Rei berdiri. Chakranya mungkin hanya sepuluh persen penuh dan dia mungkin agak lelah karena itu tetapi dia masih bisa bergerak. Dia harus mencapai targetnya terlebih dahulu!
Rei keluar dari gubuknya dan mendapati dirinya berada di jalan berlumpur, gerimis lembut turun ke jalan, mencegahnya mengering. Dia melihat lebih banyak gubuk kayu usang di sekitar, jelas, daerah itu untuk orang miskin. Rei dengan cepat berjalan di sepanjang jalan, memperhatikan seorang lelaki tua dengan seekor anjing, seorang ibu rumah tangga muda yang bersandar di salah satu jendela ketika dia mencoba meraih cuciannya yang tergantung di cabang, anak-anak bermain di lumpur dengan bola. Itu buruk tapi pemandangan yang bagus dari negara yang dilanda perang, tertekan, hujan seperti Ame.
Rei tiba-tiba berbelok ke kiri dan berjalan ke gang samping.
Pemandangan yang bagus... benar-benar hancur. Seluruh gang samping dipenuhi dengan orang-orang tunawisma yang kelaparan dan menggigil. Mereka menatap Rei dengan mata penuh keputusasaan, mencari barang berharga apa pun pada dirinya. Hanya ketika mereka melihat pakaiannya yang robek, mereka mengabaikannya dengan desahan sedih. Mereka menyadari bahwa itu hanyalah anak yatim piatu yang tidak memiliki rumah. Tidak layak bahkan untuk diajak bicara, apalagi mencuri.
Rei mengabaikan orang-orang ini juga. Dia tidak bisa dan tidak akan membantu mereka. Dia datang ke tengah gang ketika dia melihat sosok gadis kecil berusia enam tahun yang menggigil, berbaring di lumpur mencengkeram tangannya lebih dekat ke dadanya, mencoba menemukan kehangatan saat hujan turun ke atasnya. Pipinya cekung dan dia kurus seperti ranting tetapi mata kuningnya yang berhati-hati mengikutinya dengan waspada saat dia melangkah mendekatinya.
Rei berjongkok di depannya dan tersenyum.
"Halo. Saya Rei."
Dia memperkenalkan dirinya dan gadis itu mengamatinya selama satu menit, menggigil, meringkuk dalam dirinya sendiri sebelum dia memutuskan untuk menjawab.
"Ko-Konan."
Gadis itu berbisik dengan suara pelan dan tidak yakin karena dia tidak yakin dengan niat Rei untuk mendekati seseorang seperti dia. Seseorang yang tidak punya apa-apa untuk ditawarkan. Itu adalah tontonan yang cukup menyedihkan. Enam tahun tapi sudah waspada dan curiga terhadap orang lain.

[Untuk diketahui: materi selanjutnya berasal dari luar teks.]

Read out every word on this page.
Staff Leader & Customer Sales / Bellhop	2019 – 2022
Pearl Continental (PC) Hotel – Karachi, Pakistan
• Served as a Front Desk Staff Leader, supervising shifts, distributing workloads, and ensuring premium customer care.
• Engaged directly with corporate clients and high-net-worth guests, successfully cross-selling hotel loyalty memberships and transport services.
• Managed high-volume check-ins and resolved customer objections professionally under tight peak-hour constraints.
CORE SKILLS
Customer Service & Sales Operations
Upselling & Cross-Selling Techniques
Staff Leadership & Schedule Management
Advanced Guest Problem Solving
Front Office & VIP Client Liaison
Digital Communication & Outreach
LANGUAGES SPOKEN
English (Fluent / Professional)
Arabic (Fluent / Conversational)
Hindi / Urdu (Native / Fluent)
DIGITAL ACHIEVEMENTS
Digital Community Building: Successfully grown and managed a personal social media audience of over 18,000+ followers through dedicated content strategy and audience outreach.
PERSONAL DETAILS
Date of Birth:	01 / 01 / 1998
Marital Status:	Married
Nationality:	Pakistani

"Maukah kamu ikut denganku?" Rei bertanya padanya saat dia mengulurkan tangannya ke arahnya dalam undangan.
Orang-orang di sekitar melihat pasangan anak-anak dan menggelengkan kepala. Di tanah yang ditinggalkan dewa ini, anak-anak harus bersatu. Dengan mengangkat bahu, mereka mengabaikannya karena ini adalah kejadian yang cukup umum. Hanya... biasanya lebih kejam. Jika itu adalah gadis yang lebih tua, dia akan dipukuli hingga tunduk untuk melayani remaja tunawisma yang lebih tua. Lagi pula, tidak peduli seberapa rendah mereka, bahkan mereka memiliki hierarki.
Tetapi gadis itu hanyalah seorang anak kecil, dan tubuhnya tidak dapat dijual untuk makanan atau uang. Tidak ada anak yang lebih tua yang tertarik untuk membuatnya melayani mereka. Setidaknya wanita dewasa bisa menjual diri mereka sendiri dengan rela untuk mendapatkan uang untuk diri mereka sendiri daripada anak oportunistik. Anak laki-laki tidak memilikinya lebih baik sekalipun. Yang terkuat adalah pemimpin dan yang lebih lemah adalah bawahan. Tapi tak seorang pun tertarik pada beban mati seperti gadis menggigil kelaparan. Kecuali, bobot mati lainnya. Itu sebabnya pemandangan Rei mengundang Konan benar-benar tidak biasa. Yang lain hanya menganggapnya sebagai mayat malang berikutnya yang akan mereka lihat beberapa hari kemudian.
Konan terkoyak. Di satu sisi, tempatnya saat ini cukup bagus. Itu memberikan setidaknya beberapa perlindungan dari hujan, tidak peduli seberapa berlumpurnya itu. Dia juga dekat dengan tempat sampah di mana orang lain membuang sampah mereka. Ini menyediakan beberapa makanan untuknya. Dia akan benci untuk meninggalkannya, hanya untuk menemukan itu sudah diambil kemudian.